Trapped Dingo Poem by Patrick Dennis

Trapped Dingo



What wild triumph of nerve and bone is this!
To drag by your hind foot my steel trap
and the heavy anchor log. And, so encumbered,
in your last frenzy of escape to scale
the sheep-netting fence to be where you are now
head-down dangled on the fence freedom side.
Oh, were you not evil I would be awestruck.

You are no flesh and blood dog.
No. In your extremity close up
you show me you are pure - something else.
A dog does not have a jaw machined and elemental as yours.
A dog does not have your pitiless evil eyes, you -
you patchwork of evil, you mongrel timber wolf.
Even as you hang there you have the lineaments of murder.

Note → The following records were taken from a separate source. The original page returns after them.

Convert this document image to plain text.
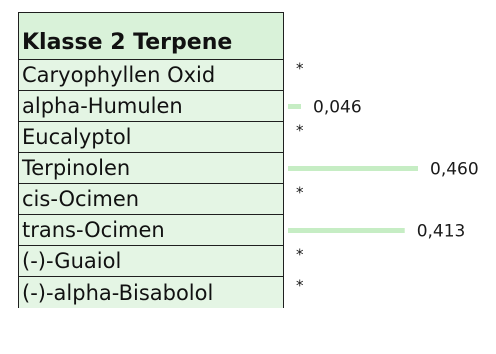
Klasse 2 Terpene
Caryophyllen Oxid
alpha-Humulen
Eucalyptol
Terpinolen
cis-Ocimen
trans-Ocimen
(-)-Guaiol
(-)-alpha-Bisabolol
*
0,046
*
0,460
*
0,413
*
*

Begone from this land, you and your tribe.
You I shall shoot. Against your tribe I shall war on
until your carcass and the last ghost-howl to the crescent moon
fade to lucent bone.

There is no room here for you and me both.
You and I are steel trap battle-pitched
to the last victim's impotent bleat.

Ah, how I hate you, you devil.
You remind me of something.

POET'S NOTES ABOUT THE POEM
The vehemence of the sentiments expressed here do not fully express the loathing Australian graziers have - or at least once had - for this animal. In the 1950s the government paid a bounty of one pound per scalp.